I have seen the perseverance that good journalism requires. My sophomore year, I watched two of my fellow members of the newspaper staff follow the infamous “tan-on-tan” man around Meadville, all the while talking to whoever they could to make more information available to students through our website. I respected the risks that they both took and the perseverance it required to get the story, but once more, I thought, “I would never want to do something like that.”
Feeling unsure about journalism after my first year of college, I took a job working with inner city students in the Pittsburgh area. Most of the campers who I worked with had learning disabilities and/or behavior problems. Within the month, I had to search through about two hundred lockers to find a runaway student, pull a student out of a live penguin sanctuary and break up at least ten fights. I learned that doing a job like this would require me to travel outside of my comfort zone, but I know that I can do that.
The summer after my junior year of college, I took another job working with kids, this time in Meadville.
The camp worked with children who had Attention Deficit Hyperactivity Disorder, Autism Spectrum Disorder, or other behavioral and emotional difficulties. During my time there, I met children who often struggled to interact socially, both in the classroom and at home. I quickly learned that just by showing a special interest in each child, I could make a difference in their lives and impact the community in a positive way. These children need to find their voice, and need someone to help them get there, and I know I can do that.

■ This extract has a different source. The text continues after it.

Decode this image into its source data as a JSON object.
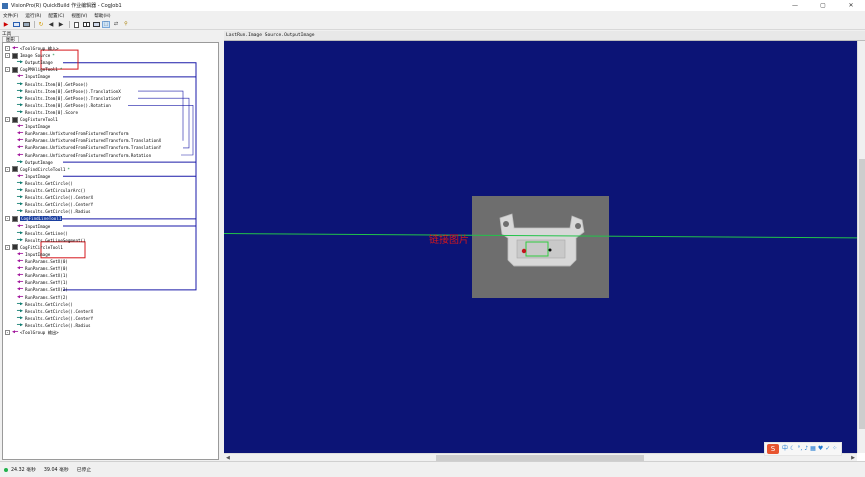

This past year, I worked for a tutoring program at the local elementary school. Most of the children I worked with hated reading, and were difficult to motivate at first. The one student I worked with each day, was less than enthused about the after school reading program, and was definitely not excited to work with me. Every Monday and Wednesday from September through April, we worked together, reading books and short stories, even if he was unhappy with me that day. About two months ago, the student told me, “I like reading now.” A few weeks ago, when he found out I wasn’t coming back next year, he said, “I am going to miss you even more than the cotton candy that you bring me.” It takes a great deal of dedication and perseverance to make a difference in a child’s life, and to create the sort of bond that impacts a child in a positive way. Every child, especially one that is struggling, needs an adult who is dedicated to their success and improvement, and I know I can do that.

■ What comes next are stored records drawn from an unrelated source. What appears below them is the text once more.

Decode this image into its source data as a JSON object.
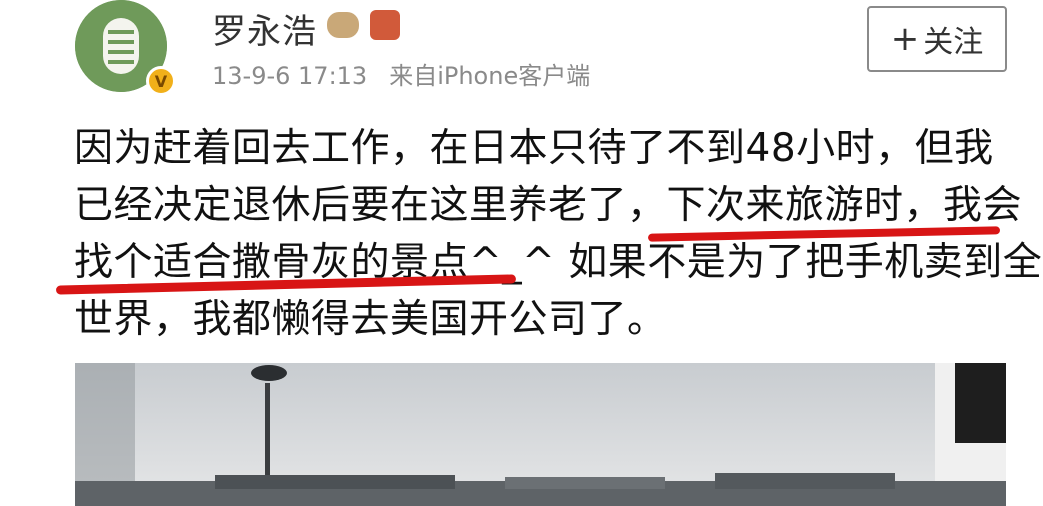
{
  "user": {
    "name": "罗永浩",
    "verified_mark": "V"
  },
  "post_meta": {
    "datetime": "13-9-6 17:13",
    "source": "来自iPhone客户端"
  },
  "follow_button": {
    "icon": "plus-icon",
    "label": "关注"
  },
  "post": {
    "lines": [
      "因为赶着回去工作，在日本只待了不到48小时，但我",
      "已经决定退休后要在这里养老了，下次来旅游时，我会",
      "找个适合撒骨灰的景点^_^ 如果不是为了把手机卖到全",
      "世界，我都懒得去美国开公司了。"
    ]
  },
  "colors": {
    "highlight": "#d81515",
    "meta_gray": "#8a8a8a",
    "verified_badge": "#f1b01a"
  }
}
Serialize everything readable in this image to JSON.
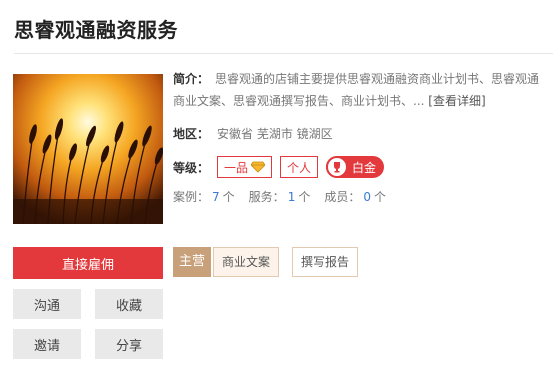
{
  "shop": {
    "title": "思睿观通融资服务",
    "intro_label": "简介：",
    "intro_text": "思睿观通的店铺主要提供思睿观通融资商业计划书、思睿观通商业文案、思睿观通撰写报告、商业计划书、...",
    "intro_more": "[查看详细]",
    "region_label": "地区：",
    "region_value": "安徽省 芜湖市 镜湖区",
    "level_label": "等级：",
    "level_tags": [
      "一品",
      "个人"
    ],
    "platinum_label": "白金",
    "stats": {
      "cases_label": "案例：",
      "cases_value": "7",
      "services_label": "服务：",
      "services_value": "1",
      "members_label": "成员：",
      "members_value": "0",
      "unit": "个"
    }
  },
  "actions": {
    "hire": "直接雇佣",
    "chat": "沟通",
    "favorite": "收藏",
    "invite": "邀请",
    "share": "分享"
  },
  "main_business": {
    "label": "主营",
    "categories": [
      "商业文案",
      "撰写报告"
    ]
  },
  "colors": {
    "accent_red": "#e4393c",
    "main_label_bg": "#c8a07a",
    "link_blue": "#3a7bd5"
  },
  "icons": [
    "diamond-icon",
    "trophy-icon",
    "shop-image-wheat-sunset"
  ]
}
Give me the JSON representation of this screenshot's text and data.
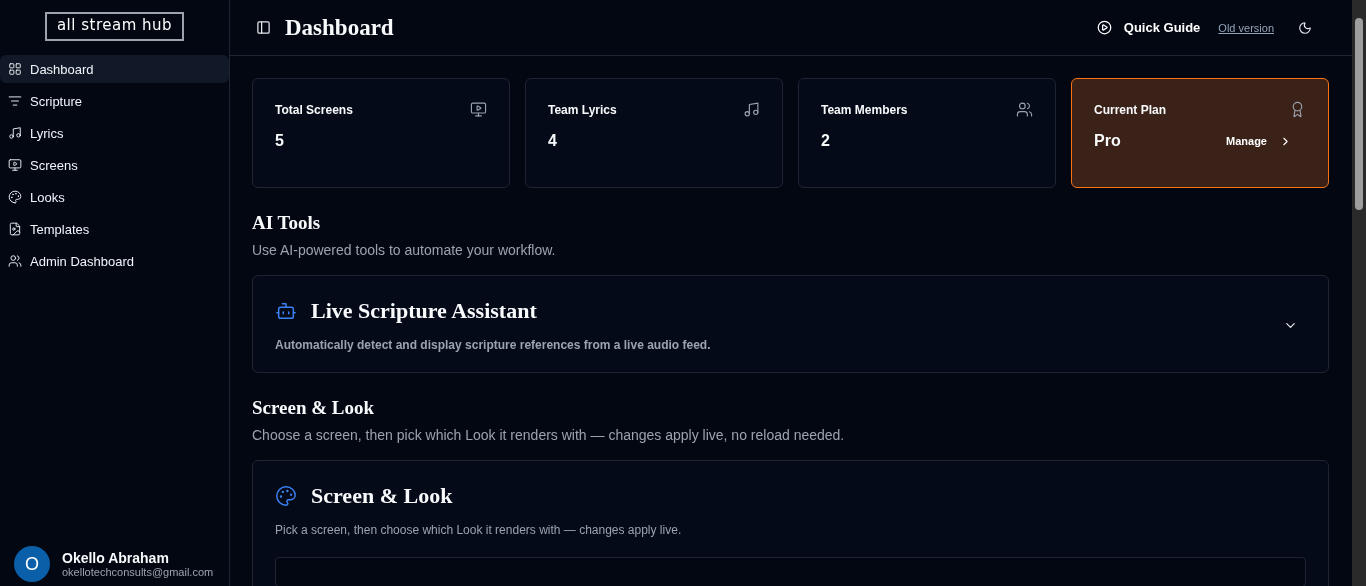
{
  "sidebar": {
    "logo": "all stream hub",
    "items": [
      {
        "label": "Dashboard",
        "selected": true
      },
      {
        "label": "Scripture",
        "selected": false
      },
      {
        "label": "Lyrics",
        "selected": false
      },
      {
        "label": "Screens",
        "selected": false
      },
      {
        "label": "Looks",
        "selected": false
      },
      {
        "label": "Templates",
        "selected": false
      },
      {
        "label": "Admin Dashboard",
        "selected": false
      }
    ],
    "user": {
      "initial": "O",
      "name": "Okello Abraham",
      "email": "okellotechconsults@gmail.com"
    }
  },
  "header": {
    "title": "Dashboard",
    "quick_guide": "Quick Guide",
    "old_version": "Old version"
  },
  "stats": [
    {
      "kind": "stat",
      "label": "Total Screens",
      "value": "5"
    },
    {
      "kind": "stat",
      "label": "Team Lyrics",
      "value": "4"
    },
    {
      "kind": "stat",
      "label": "Team Members",
      "value": "2"
    },
    {
      "kind": "plan",
      "label": "Current Plan",
      "value": "Pro",
      "action": "Manage"
    }
  ],
  "ai_tools": {
    "title": "AI Tools",
    "subtitle": "Use AI-powered tools to automate your workflow.",
    "card": {
      "title": "Live Scripture Assistant",
      "description": "Automatically detect and display scripture references from a live audio feed.",
      "expanded": false
    }
  },
  "screen_look": {
    "title": "Screen & Look",
    "subtitle": "Choose a screen, then pick which Look it renders with — changes apply live, no reload needed.",
    "card": {
      "title": "Screen & Look",
      "description": "Pick a screen, then choose which Look it renders with — changes apply live."
    }
  }
}
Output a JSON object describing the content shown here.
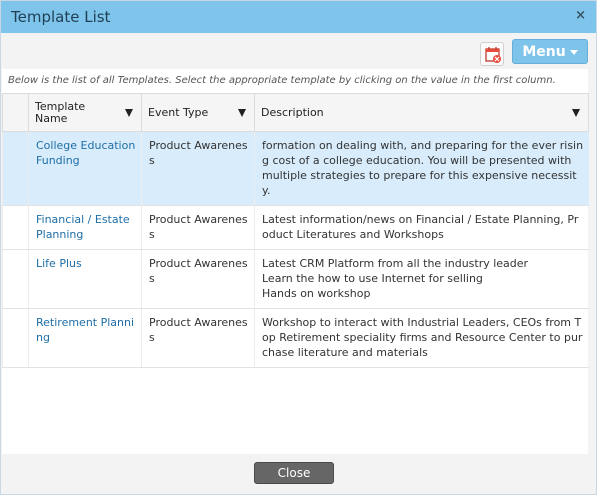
{
  "dialog": {
    "title": "Template List",
    "close_symbol": "×"
  },
  "toolbar": {
    "menu_label": "Menu",
    "icon": "calendar-remove-icon"
  },
  "instructions": "Below is the list of all Templates. Select the appropriate template by clicking on the value in the first column.",
  "table": {
    "columns": [
      "Template Name",
      "Event Type",
      "Description"
    ],
    "rows": [
      {
        "name": "College Education Funding",
        "event_type": "Product Awareness",
        "description": "formation on dealing with, and preparing for the ever rising cost of a college education. You will be presented with multiple strategies to prepare for this expensive necessity.",
        "selected": true
      },
      {
        "name": "Financial / Estate Planning",
        "event_type": "Product Awareness",
        "description": "Latest information/news on Financial / Estate Planning, Product Literatures and Workshops",
        "selected": false
      },
      {
        "name": "Life Plus",
        "event_type": "Product Awareness",
        "description_lines": [
          "Latest CRM Platform from all the industry leader",
          "Learn the how to use Internet for selling",
          "Hands on workshop"
        ],
        "selected": false
      },
      {
        "name": "Retirement Planning",
        "event_type": "Product Awareness",
        "description": "Workshop to interact with Industrial Leaders, CEOs from Top Retirement speciality firms and Resource Center to purchase literature and materials",
        "selected": false
      }
    ]
  },
  "footer": {
    "close_label": "Close"
  },
  "colors": {
    "titlebar": "#7fc4ea",
    "menu_button": "#7ec3ea",
    "selected_row": "#d8ecfb",
    "link": "#1e6ea6"
  }
}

In reflecting back on my time working for The Campus, I can see how the values taught to me by journalism have impacted my future. While I will never become the next Jackie MacMullen, I hope to become the most dedicated, passionate educator that I can be, and I have journalism to thank for that.
In closing, I would like to thank the staff for their hard work and their friendship. Working with you has built lasting memories and friendships, and I will miss you all.